= Spring Festival Suite =

Chinese orchestral work

Spring Festival Suite (春節組曲 (Chūnjié Zǔqǔ)) is a Chinese orchestral work composed by Li Huanzhi (李焕之) between 1955 and 1956, depicting the scene when folks in Shanbei region were celebrating the Chinese New Year (Spring Festival). The tune is widely heard primarily in Mainland China, where it appears frequently in school music textbooks, as well as being played on various festive occasions.
The most known movement of the suite is the first movement, the overture. It is often played by its own, and is known as the Spring Festival Overture (春節序曲).

In 2007 the overture of the work was selected to be carried and broadcast into space on China's first lunar probe, Chang'e 1.

==Instrumentation==
The suite calls for piccolo, two flutes, two oboes, cor anglais, two clarinets in B-flat, two bassoons, four horns in F, two trumpets in B-flat, three trombones, tuba, three timpani, cymbals, triangle, various Chinese percussion instruments, celeste, harp, first and second violins, violas, celli, and double basses.

==Structure==
The suite is in four movements, marked as follows:

1. “Overture - Da Yang Ge (序曲—大秧歌)”, Allegro con fuoco - Moderato grazioso - Allegro
2. Andante cantabile
3. Rondo
4. Moderato

The first movement overture -- Yangko, is a complex trilogy. The allegro is composed of two folk suona tunes in northern Shaanxi. The middle part is the medium plate, Shanbei Yangko tone, by the oboe and cello successively played melody; Finally, the main music is replayed in full by the trumpet lead band.
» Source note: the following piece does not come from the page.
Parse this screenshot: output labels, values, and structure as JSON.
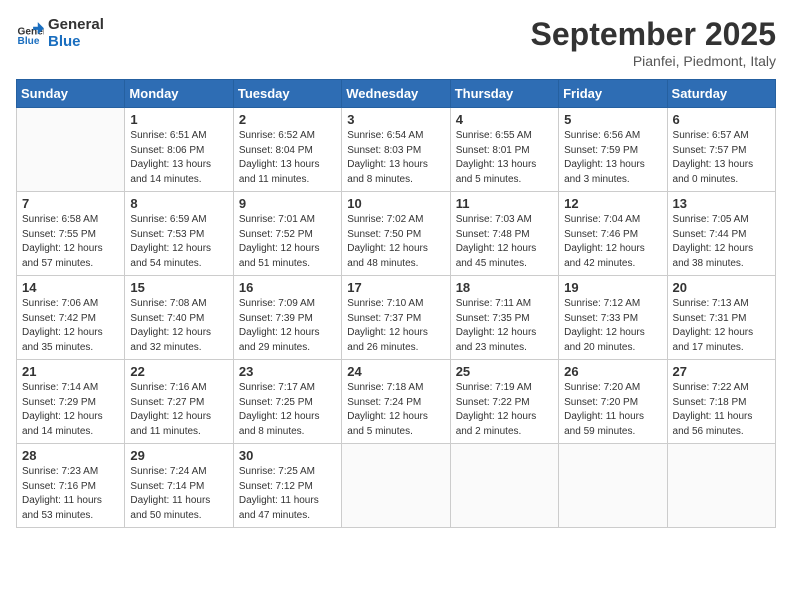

The second movement of the love song is a cantabile andante. It begins with an English wind lead. Then came the theme of love song in Northern Shaanxi. After repeating the love song for six times, it gradually returns to the theme of the signature mode answered by the violin and cello, and finally reproduces the lead tone through the connecting sentence.

The third movement disc song is a roundabout type waltz. It is composed of a theme symbolizing the happy gathering of the people in the festival and two subtopics as the first and second part of the contrast. The tones are all from the Yangko key material of leading Shanbei singing.

The fourth movement is a three-part lantern club, medium plate, and the main music is derived from the folk conformation music of northern Shaanxi Suona (" Dabai Team "). The middle part of the Yangko tune "Picking pumpkins", "land boat" overlapping tones appear, the performance of Yangko in the small scene. The end part reproduces the main music, adding the warm Yangko gongs and drums rhythm to end the whole piece.

The first movement was often performed later under the title of the Spring Festival Overture.